Treegap’a giden yol, uzun zaman önce, en azından çok huzurlu olduklarını söyleyebileceğimiz bir inek sürüsü tarafından açılmıştır. Çeşitli kavisler ve dönüşlerle, inişler ve çıkışlarla küçük bir tepenin eteklerine tırmanır, sonra yeniden aşağıya doğru uzanarak arıların işgalindeki bir yonca tarlasının kenarından biraz ilerler ve bir çayırın kıyısından devam eder.
Burada yolun kenarları gözden yitmeye başlar. Sanki ineklere orada durup sakin sakin otlamaları gerektiğini hatırlatmak için genişleyip yayılmıştır, artık ineklerin geviş getirme ve dalgın dalgın sonsuzluğun hayalini kurma zamanı gelmiştir.
Biraz ileride yol yeniden başlar ve nihayet koruya varır. Ama daha ilk ağaçların gölgesine ulaşır ulaşmaz sert bir dönüş yapar ve bu kez, nereye gideceğine karar verecek aklı varmış gibi, korunun çevresinden dolaşır. Koruyu geçtikten sonra ferahlık duygusu kaybolmaya başlar. Artık yol ineklerin yolu değildir. Onun yerine birdenbire insanların malı haline gelivermiştir.
Burada güneş kızgın kızgın parıldar, toz bulutları oradan oraya gezinir; düzensiz, terk edilmiş yol kenarlarında cılız otlar biter.
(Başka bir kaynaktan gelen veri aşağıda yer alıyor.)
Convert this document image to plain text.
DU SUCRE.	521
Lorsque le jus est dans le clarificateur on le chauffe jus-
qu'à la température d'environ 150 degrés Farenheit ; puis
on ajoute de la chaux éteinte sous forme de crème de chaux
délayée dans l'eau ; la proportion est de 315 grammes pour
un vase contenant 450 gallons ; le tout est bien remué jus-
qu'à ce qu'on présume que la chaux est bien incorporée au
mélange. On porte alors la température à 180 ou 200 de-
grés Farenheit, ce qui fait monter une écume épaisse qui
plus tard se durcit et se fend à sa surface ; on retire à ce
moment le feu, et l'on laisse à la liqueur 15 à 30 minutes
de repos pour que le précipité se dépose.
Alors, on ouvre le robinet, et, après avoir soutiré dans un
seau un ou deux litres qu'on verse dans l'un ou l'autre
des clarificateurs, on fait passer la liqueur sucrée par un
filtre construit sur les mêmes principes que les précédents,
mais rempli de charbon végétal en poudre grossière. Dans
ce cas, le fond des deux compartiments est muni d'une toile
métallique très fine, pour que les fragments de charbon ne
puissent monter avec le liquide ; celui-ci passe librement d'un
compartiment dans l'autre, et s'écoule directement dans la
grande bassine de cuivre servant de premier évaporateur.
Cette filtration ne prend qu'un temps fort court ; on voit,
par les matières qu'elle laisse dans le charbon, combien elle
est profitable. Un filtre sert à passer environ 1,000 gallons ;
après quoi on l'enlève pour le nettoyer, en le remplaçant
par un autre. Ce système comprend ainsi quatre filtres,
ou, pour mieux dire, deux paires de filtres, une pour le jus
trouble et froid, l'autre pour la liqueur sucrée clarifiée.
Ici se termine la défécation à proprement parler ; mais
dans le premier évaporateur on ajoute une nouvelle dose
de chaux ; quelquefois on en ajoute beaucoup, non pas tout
Sol tarafta ilk evi görürsünüz, “Bana dokunmayın,” der gibi duran küp şeklinde bir evdir bu, bahçesindeki otlar özenle biçilmiştir ve çevresindeki bir metre boyunda demirden sağlam parmaklıklar açıkça “Durma, devam et – seni burada istemiyoruz,” demektedir.
Böylece yol boynunu büküp devam eder; yol uzadıkça evlerin sayısı artar, ama düşmanlıkları azalır. Hapishane ve darağacı dışında kasabanın öyle dikkate değer bir yanı yoktur. Yalnızca ilk ev önemlidir; ilk ev, yol ve koru. Koru biraz tuhaf bir yerdir.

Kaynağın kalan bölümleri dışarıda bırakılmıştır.